Dünyanın herhangi bir coğrafyasında yapılan kapitalist üretim, küresel toplumsal emek zaman ve küresel genel zekâyla ilişkilenmeden, organik parçası olmadan artı değer üretimi ve sermayenin genişleyerek yeniden üretimi mümkün değildir. Sermaye, devleti ele geçirmenin ötesinde devletleşmiştir. Kamu, şirketler olarak karşımıza çıkmaktadır. Ulus devlet şirket devletlere dönüşmüştür.
Cumhuriyet, demokrasiden kopmuştur
Cumhuriyet, modernizmin ve sekülerizmin ilkesi olarak doğdu. Vatandaş, halk, ulus ve yurtseverlik cumhuriyetin; kamusallık ise ulus devletin demokratik değeri olarak düşünüldü. Modernizmin krizi ile birlikte bu değerler de krize girmiş bulunuyor. Devletin şirketleşmesi ve egemenlik sınırlarının ulusal devlet olmaktan çıkması cumhuriyeti demokratik değerlerden koparmıştır. Seçimler cumhuriyetin demokratik ilkesi olmaktan çıkarılarak kralların ve faşizmin toplumsal rızası halini aldı. Demokrasiyi terk etmiş Cumhuriyet, faşizmin meşru “demokratik gücü”ne dönüştü. Artık küresel sermaye için cumhuriyetin demokratik değerleri vatandaş, halk, ulus ve yurtseverlik ve demokrasi bir anlam ifade etmiyor. Artık yeni bir kavram ile karşı karşıyayız: “cumhuriyetçi faşizm” ya da “faşist cumhuriyet”. Cumhuriyetçilerin ısrar ettiği fakat görmek istemedikleri hakikat: artık demokrasinin güvencesi cumhuriyet değil tam tersi cumhuriyetin güvencesi demokrasidir.
Vatandaş, bireyden çıkmış egoist mikro şirketlere, çıkarın bencil kişiliğine dönüşmüştür. “Halk” emperyal devletlerin “tebaa”sı, şirket devletlerin piyasası, şirket partilerin müşterisine dönüşmüş durumdadır.
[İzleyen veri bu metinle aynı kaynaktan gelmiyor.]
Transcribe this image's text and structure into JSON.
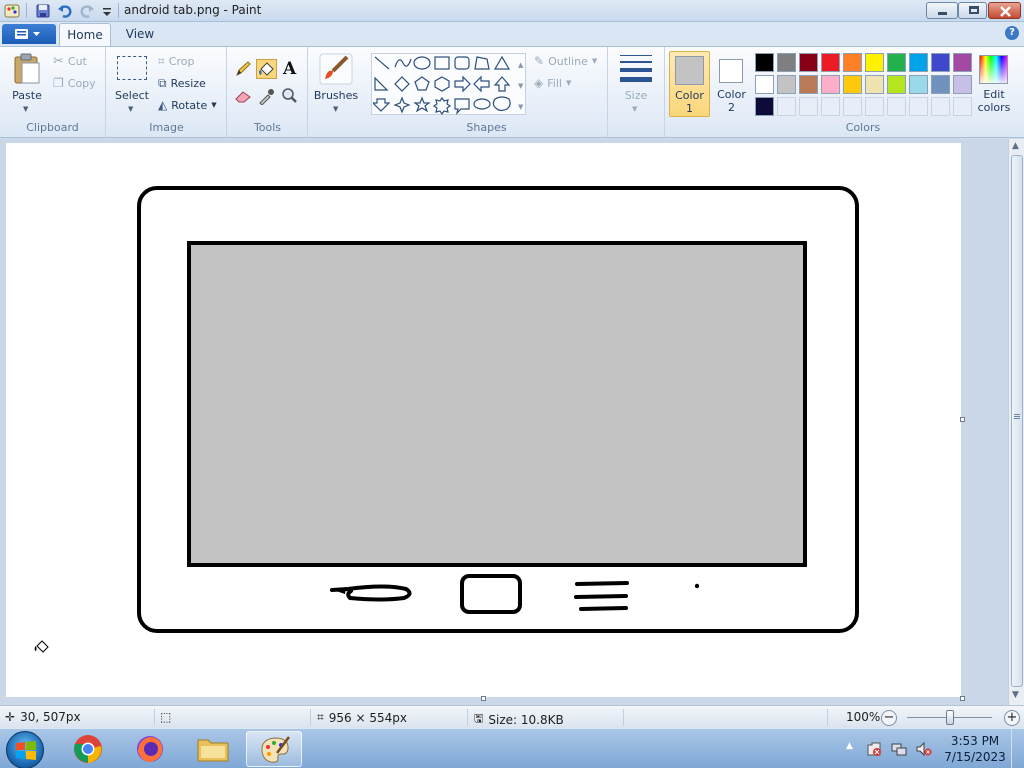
{
  "window": {
    "title": "android tab.png - Paint"
  },
  "tabs": [
    {
      "label": "Home",
      "active": true
    },
    {
      "label": "View",
      "active": false
    }
  ],
  "ribbon": {
    "clipboard": {
      "group_label": "Clipboard",
      "paste": "Paste",
      "cut": "Cut",
      "copy": "Copy"
    },
    "image": {
      "group_label": "Image",
      "select": "Select",
      "crop": "Crop",
      "resize": "Resize",
      "rotate": "Rotate"
    },
    "tools": {
      "group_label": "Tools"
    },
    "brushes": {
      "label": "Brushes"
    },
    "shapes": {
      "group_label": "Shapes",
      "outline": "Outline",
      "fill": "Fill"
    },
    "size": {
      "label": "Size"
    },
    "color1": {
      "label": "Color",
      "number": "1",
      "color": "#c3c3c3"
    },
    "color2": {
      "label": "Color",
      "number": "2",
      "color": "#ffffff"
    },
    "colors": {
      "group_label": "Colors",
      "edit_label": "Edit",
      "edit_label2": "colors",
      "row1": [
        "#000000",
        "#7f7f7f",
        "#880015",
        "#ed1c24",
        "#ff7f27",
        "#fff200",
        "#22b14c",
        "#00a2e8",
        "#3f48cc",
        "#a349a4"
      ],
      "row2": [
        "#ffffff",
        "#c3c3c3",
        "#b97a57",
        "#ffaec9",
        "#ffc90e",
        "#efe4b0",
        "#b5e61d",
        "#99d9ea",
        "#7092be",
        "#c8bfe7"
      ],
      "row3": [
        "#0e0a3a"
      ]
    }
  },
  "status": {
    "cursor_pos": "30, 507px",
    "image_dims": "956 × 554px",
    "file_size": "Size: 10.8KB",
    "zoom": "100%",
    "zoom_fraction": 0.5
  },
  "taskbar": {
    "time": "3:53 PM",
    "date": "7/15/2023"
  }
}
Artık modernizmin ilerici demokratik vatandaşı ve halkı yok. Felsefi olarak modern insan da yok…
İnsan öldü! İnsan, Filistin’de olduğu gibi, saygı ile gömülecek değer değil çöpe atılacak bir atıktır. Bugün yaşama hakkı demokrasi ve özgürlükler üzerinden değil emperyal şirket devletlerin küresel güvenlik şemsiyesi ile düşünülmektedir. İnsan kul, halklar tebaaya dönüştürülmektedir.
Modernizmin ortaçağı emperyal faşizme karşı yeni bir alter-modern bir Rönesans’a ihtiyaç var. Kürt Özgürlük Hareketi bu Rönesans’ı başlatmış görünüyor. Artık kurucu gücün uzamı ulus devletler değil küresel bir enternasyonalizmdir. Yeni bir çağa geçiyoruz: devletleşmekten toplumlaşmaya geçiş çağı. İnsanlığı toplumlaştıran ve barışı getiren bu çağ etik-politik demokratik toplum ve demokratik ulus çağı olacaktır.
Yüzümüzü ulusal vatandaşlıktan bir dünya vatandaşlığına dönmenin politik zamanı gelmiş görünüyor. Dünya yurttaşlığını, dünya halklarının özgürlükleri ve demokratik haklarını güvence altına alan küresel bir toplumsal sözleşmeyi ve dünya anayasasını ve karşı bir enternasyonalizmi ilan etme küresel devrimci bir ihtiyaç olarak önümüzde durmaktadır.